Whether the Pursuer has established negligence
[37
] In this case, there was no dispute between the experts as to the appropriateness of attempting a rotational forceps delivery in the circumstances of Mrs Scott. Their disagreement was as to where that delivery should be attempted. That in turn depended in large measure on their assessment of the risks involved.

[38] I do not accept Mr Johnson's assertion that in 1990 there was no school of thought among competent obstetricians that would have sanctioned an attempt to deliver a baby by Kiellands forceps in the labour room rather than in the operating theatre where the baby's head was ROP and the leading part of his head at the S + 1 position. In that regard I accept the evidence of Dr Cooper and Professor Murphy who explained that there were many competent obstetricians who would have attempted a rotational delivery in the labour room in the circumstances which existed in Mrs Scott's case and that they would still do so. I have considered the literature that Mr Johnson produced in support of his views. Those textbooks vouch the danger of failed forceps, advise that forceps be attempted in theatre if the clinician is in any doubt and express views that most occurrences of failed forceps are the result of fundamental mistakes in technique, inexperience or disobeying the ground rules. See, for example, Dewhurst at p.430, Hibbard at p.508, and Turnbull & Chamberlain at pp.847-848. But the failures listed in those texts, such as not recognising a disproportion between the mother's pelvis and the size of the baby, acting before the mother's cervix was fully dilated or failing to observe that the foetus's head was in the OP position, do not apply in this case. It appears that Dr Cooper did not make any of the mistakes identified in the textbooks and it is not clear why Robbie's head did not rotate.

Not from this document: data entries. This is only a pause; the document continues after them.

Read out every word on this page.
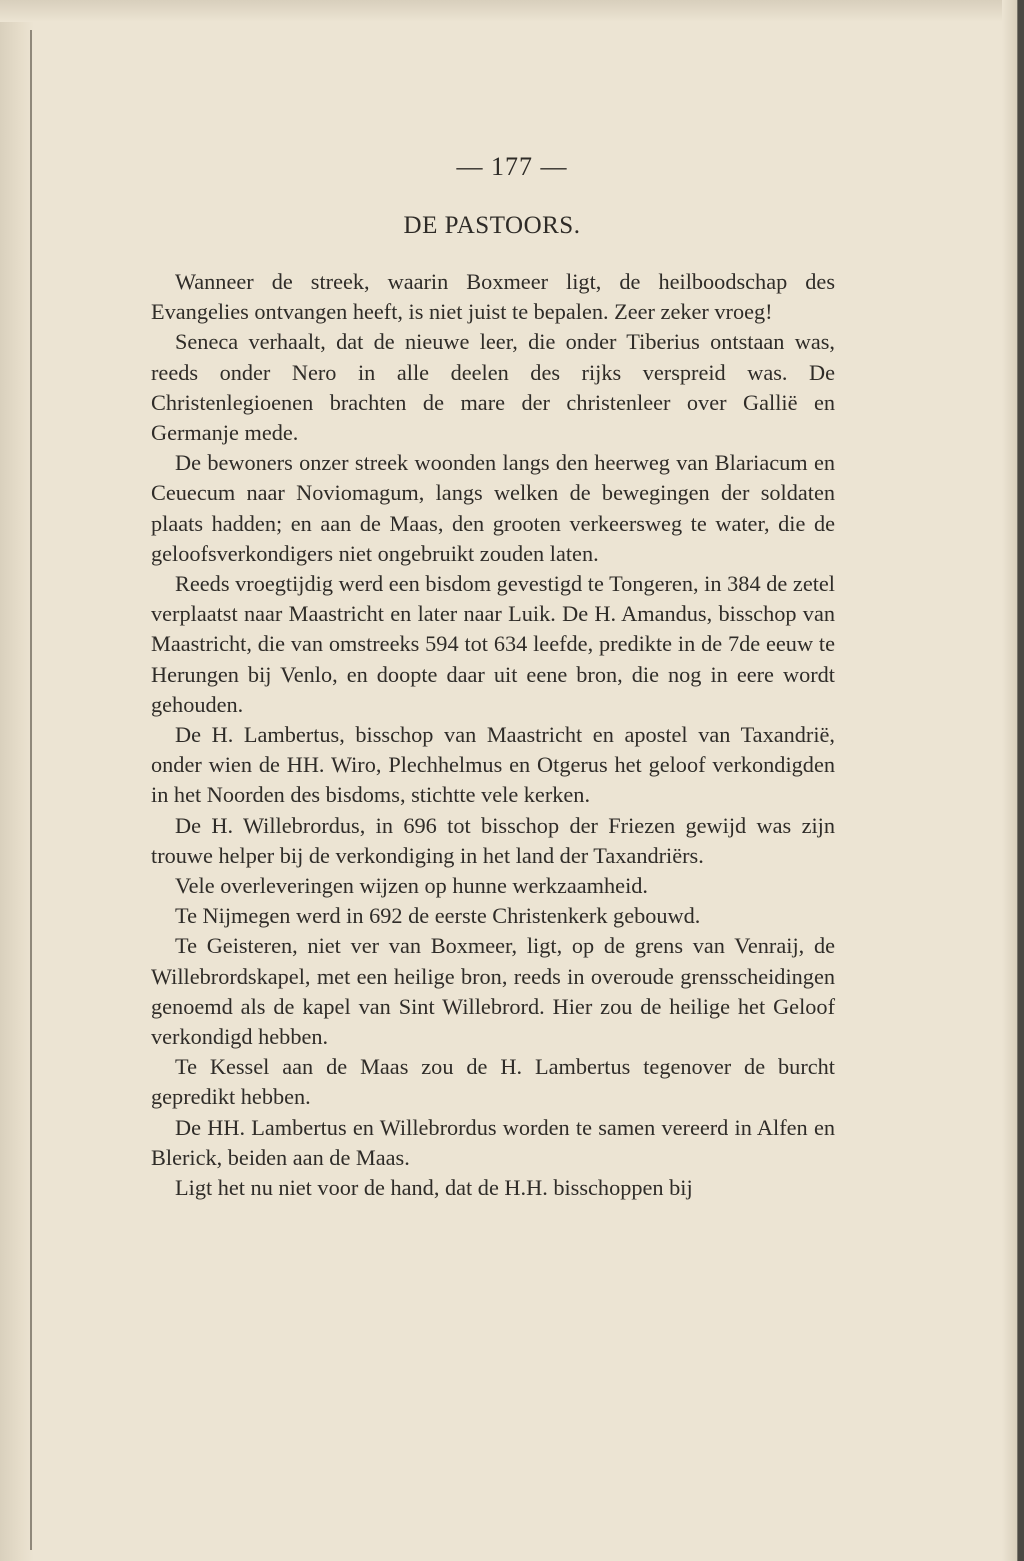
— 177 —
DE PASTOORS.

Wanneer de streek, waarin Boxmeer ligt, de heilboodschap des Evangelies ontvangen heeft, is niet juist te bepalen. Zeer zeker vroeg!

Seneca verhaalt, dat de nieuwe leer, die onder Tiberius ontstaan was, reeds onder Nero in alle deelen des rijks verspreid was. De Christenlegioenen brachten de mare der christenleer over Gallië en Germanje mede.

De bewoners onzer streek woonden langs den heerweg van Blariacum en Ceuecum naar Noviomagum, langs welken de bewegingen der soldaten plaats hadden; en aan de Maas, den grooten verkeersweg te water, die de geloofsverkondigers niet ongebruikt zouden laten.

Reeds vroegtijdig werd een bisdom gevestigd te Tongeren, in 384 de zetel verplaatst naar Maastricht en later naar Luik. De H. Amandus, bisschop van Maastricht, die van omstreeks 594 tot 634 leefde, predikte in de 7de eeuw te Herungen bij Venlo, en doopte daar uit eene bron, die nog in eere wordt gehouden.

De H. Lambertus, bisschop van Maastricht en apostel van Taxandrië, onder wien de HH. Wiro, Plechhelmus en Otgerus het geloof verkondigden in het Noorden des bisdoms, stichtte vele kerken.

De H. Willebrordus, in 696 tot bisschop der Friezen gewijd was zijn trouwe helper bij de verkondiging in het land der Taxandriërs.

Vele overleveringen wijzen op hunne werkzaamheid.

Te Nijmegen werd in 692 de eerste Christenkerk gebouwd.

Te Geisteren, niet ver van Boxmeer, ligt, op de grens van Venraij, de Willebrordskapel, met een heilige bron, reeds in overoude grensscheidingen genoemd als de kapel van Sint Willebrord. Hier zou de heilige het Geloof verkondigd hebben.

Te Kessel aan de Maas zou de H. Lambertus tegenover de burcht gepredikt hebben.

De HH. Lambertus en Willebrordus worden te samen vereerd in Alfen en Blerick, beiden aan de Maas.

Ligt het nu niet voor de hand, dat de H.H. bisschoppen bij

[39] I have to add that I was concerned about Mr Johnson's insistence on the accuracy of the diagram referred to in paragraph [22] above and his assertion that there was no obstetrician of any seniority who would agree with Professor Murphy that it was inaccurate. It was evident from the text of the textbooks referred to in paragraph [27] above and Mrs Stacey conceded in her submission that the diagram was inaccurate, as Dr Cooper and Professor Murphy had said. While Mr Johnson had considerable experience as an expert witness, I detected that he had a tendency to assert that his views were shared by the entire obstetric discipline, without putting forward material to support that assertion. In the case of the diagram he was demonstrated to be wrong. In relation to his opinion on the central question of negligence, he spoke of Dr Cooper having broken the rule that if there is any doubt about the success of a forceps delivery, one performs it as a trial in the operating theatre and referred to the textbooks in support of this view. But he accepted that there is never absolute certainty in the delivery of babies and ultimately rested his view on the proposition that while, without the benefit of hindsight, it was more likely than not that Robbie Scott would be delivered safely, there was not sufficient certainty (which he set at over 90%) of that outcome so as to justify an attempt outside the operating theatre. The difference between him on the one hand and Professor Murphy and Dr Cooper on the other was in their assessment of the likelihood of success of the rotational forceps delivery in Robbie Scott's case.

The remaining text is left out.